Talvez Sim ou Talvez Não. Só você poderá saber e vivenciar o resultado de suas escolhas.

IA pode ser um tipo de livro de autoajuda: ela organiza palavras, devolve pensamentos, interpreta comportamentos e dá sugestões baseadas no que é fornecido. Isso pode abrir caminhos. Pode tocar em algo. Mas ATENÇÃO ainda é desconhecido.

Afinal, a IA responde a partir daquilo que você mesmo entrega a ela, e talvez esse seja o maior ponto de atenção: o risco de reforçar a própria repetição, aquela mesma forma de viver, de se relacionar, de se proteger, de se esconder, que silenciosamente leva ao adoecimento psíquico.


É aqui que entra o papel da psicoterapia e, mais profundamente, da psicanálise.

Enquanto as tecnologias nos oferecem respostas rápidas e funcionais, o psicanalista oferece um espaço onde a repetição pode ser escutada e atravessada. O trabalho psicanalítico é uma escuta que rompe escolhas automáticas, ele se volta à singularidade de uma história e possibilita que novas escolhas sejam feitas a partir da apropriação do que se vive.


Gosto de pensar na metáfora do barro.

Todos sabemos que o barro pode virar um objeto valioso, seja por seu valor financeiro, seja pelo valor afetivo. Mas o barro, sozinho, não se constitui como um objeto. É preciso amassar, sentir a textura, observar a umidade, ajustar a força da rotação da base, respeitar o tempo, o clima, o calor do ambiente. Um detalhe muda tudo.

Assim é o trabalho analítico: artesanal, cuidadoso, único. É preciso tempo e presença para dar forma a algo que, até então, era um desconhecido familiar.
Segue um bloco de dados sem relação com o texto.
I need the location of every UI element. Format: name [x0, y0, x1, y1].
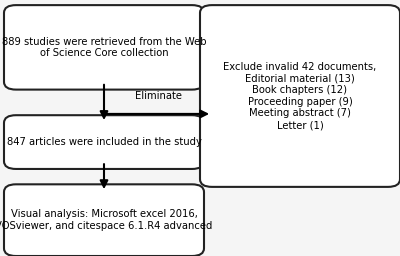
FancyBboxPatch shape	[200, 5, 400, 187]
Text: 847 articles were included in the study: 847 articles were included in the study	[6, 137, 202, 147]
Text: Eliminate: Eliminate	[134, 91, 182, 101]
FancyBboxPatch shape	[4, 184, 204, 256]
FancyBboxPatch shape	[4, 115, 204, 169]
Text: Visual analysis: Microsoft excel 2016,
VOSviewer, and citespace 6.1.R4 advanced: Visual analysis: Microsoft excel 2016, V…	[0, 209, 213, 231]
FancyBboxPatch shape	[4, 5, 204, 90]
Text: Exclude invalid 42 documents,
Editorial material (13)
Book chapters (12)
Proceed: Exclude invalid 42 documents, Editorial …	[223, 62, 377, 130]
Text: 889 studies were retrieved from the Web
of Science Core collection: 889 studies were retrieved from the Web …	[2, 37, 206, 58]
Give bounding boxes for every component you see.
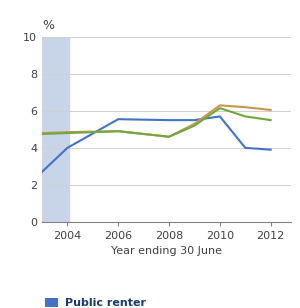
Bar (42, 37, 69, 222)
Legend: Public renter, Private renter, Total renters(b): Public renter, Private renter, Total ren… (45, 298, 163, 308)
Text: %: % (42, 19, 54, 32)
X-axis label: Year ending 30 June: Year ending 30 June (111, 246, 222, 256)
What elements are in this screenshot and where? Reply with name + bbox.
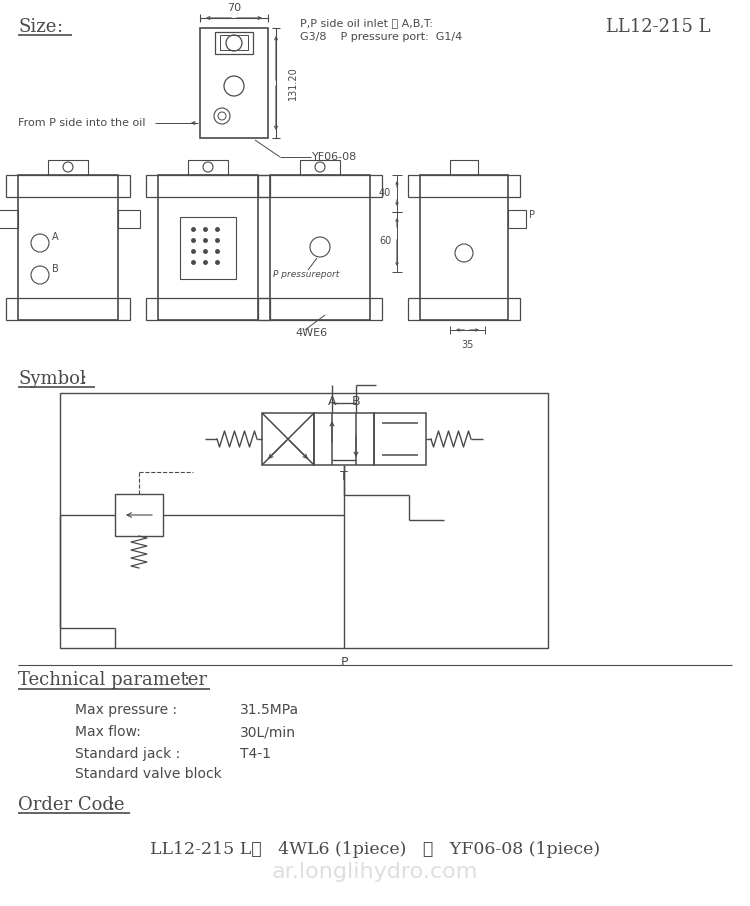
Bar: [48, 160, 88, 175]
Text: T: T: [340, 470, 348, 483]
Text: Max flow:: Max flow:: [75, 725, 141, 739]
Bar: [374, 413, 426, 465]
Text: B: B: [352, 395, 360, 408]
Bar: [6, 175, 130, 197]
Bar: [215, 32, 253, 54]
Bar: [200, 28, 268, 138]
Bar: [258, 298, 382, 320]
Bar: [18, 175, 118, 320]
Text: A: A: [328, 395, 336, 408]
Text: ar.longlihydro.com: ar.longlihydro.com: [272, 862, 478, 882]
Text: Technical parameter: Technical parameter: [18, 671, 207, 689]
Bar: [314, 413, 374, 465]
Text: P,P side oil inlet ， A,B,T:: P,P side oil inlet ， A,B,T:: [300, 18, 433, 28]
Text: A: A: [52, 232, 58, 242]
Text: YF06-08: YF06-08: [312, 152, 357, 162]
Bar: [300, 160, 340, 175]
Bar: [158, 175, 258, 320]
Bar: [6, 298, 130, 320]
Bar: [220, 35, 248, 50]
Text: Standard jack :: Standard jack :: [75, 747, 180, 761]
Text: 30L/min: 30L/min: [240, 725, 296, 739]
Bar: [258, 175, 382, 197]
Bar: [146, 175, 270, 197]
Text: T4-1: T4-1: [240, 747, 271, 761]
Text: 70: 70: [227, 3, 241, 13]
Text: 31.5MPa: 31.5MPa: [240, 703, 299, 717]
Text: 4WE6: 4WE6: [295, 328, 327, 338]
Text: Symbol: Symbol: [18, 370, 86, 388]
Text: Standard valve block: Standard valve block: [75, 767, 222, 781]
Bar: [180, 217, 236, 279]
Text: From P side into the oil: From P side into the oil: [18, 118, 146, 128]
Bar: [508, 210, 526, 228]
Text: :: :: [56, 18, 62, 36]
Text: Max pressure :: Max pressure :: [75, 703, 177, 717]
Bar: [408, 175, 520, 197]
Text: LL12-215 L: LL12-215 L: [605, 18, 710, 36]
Bar: [450, 160, 478, 175]
Text: G3/8    P pressure port:  G1/4: G3/8 P pressure port: G1/4: [300, 32, 462, 42]
Bar: [262, 413, 314, 465]
Bar: [115, 494, 163, 536]
Bar: [0, 210, 18, 228]
Bar: [188, 160, 228, 175]
Text: 131.20: 131.20: [288, 66, 298, 100]
Bar: [420, 175, 508, 320]
Text: :: :: [80, 370, 86, 388]
Text: Size: Size: [18, 18, 56, 36]
Bar: [270, 175, 370, 320]
Text: B: B: [52, 264, 58, 274]
Text: :: :: [183, 671, 189, 689]
Bar: [118, 210, 140, 228]
Text: 60: 60: [379, 236, 392, 246]
Text: P: P: [529, 210, 535, 220]
Text: P pressureport: P pressureport: [273, 270, 339, 279]
Text: 40: 40: [379, 188, 392, 198]
Bar: [60, 393, 548, 648]
Text: Order Code: Order Code: [18, 796, 125, 814]
Text: LL12-215 L，   4WL6 (1piece)   ，   YF06-08 (1piece): LL12-215 L， 4WL6 (1piece) ， YF06-08 (1pi…: [150, 841, 600, 858]
Text: P: P: [340, 656, 348, 669]
Text: :: :: [108, 796, 114, 814]
Bar: [146, 298, 270, 320]
Text: 35: 35: [460, 340, 473, 350]
Bar: [408, 298, 520, 320]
Freud já dizia: a psicoterapia é como pintar uma tela, você vai colocando elementos. Já a psicanálise é como esculpir uma pedra, você precisa retirar o excesso com delicadeza para revelar o que está ali, no núcleo.

O perigo? Retirar demais e destruir a essência.

O desafio? Esculpir com precisão algo que ainda não se vê.


Quando falamos em inconsciente, não falamos apenas de algo que “esquecemos”, mas de uma instância que nos atravessa forma inconsciente.

Como a memória: sabemos que ela existe, mas não conseguimos pegá-la com as mãos.

Como os sonhos: sabemos que os sonhamos, mas nem sempre conseguimos explicá-los.

Assim também é o inconsciente, ele age, fala, sonha, silencia.


A inteligência artificial pode, até, ser um ponto de partida. Mas o aprofundamento, o cuidado e o respeito pela vida humana, aquilo que toca as marcas mais íntimas da nossa história, exige algo que nenhuma tecnologia consegue substituir: um Ser Humana.


Ainda estamos engatinhando nessa convivência entre IA e Saúde Mental. Mas precisamos ter cautela quando falamos saúde mental. Os dados que geramos hoje vão, em algum momento, se transformar em novas perguntas e talvez a mais inquietante delas seja:


Quando buscamos uma inteligência artificial para saber quem somos…

Quem somos nós, afinal, neste mundo contemporâneo?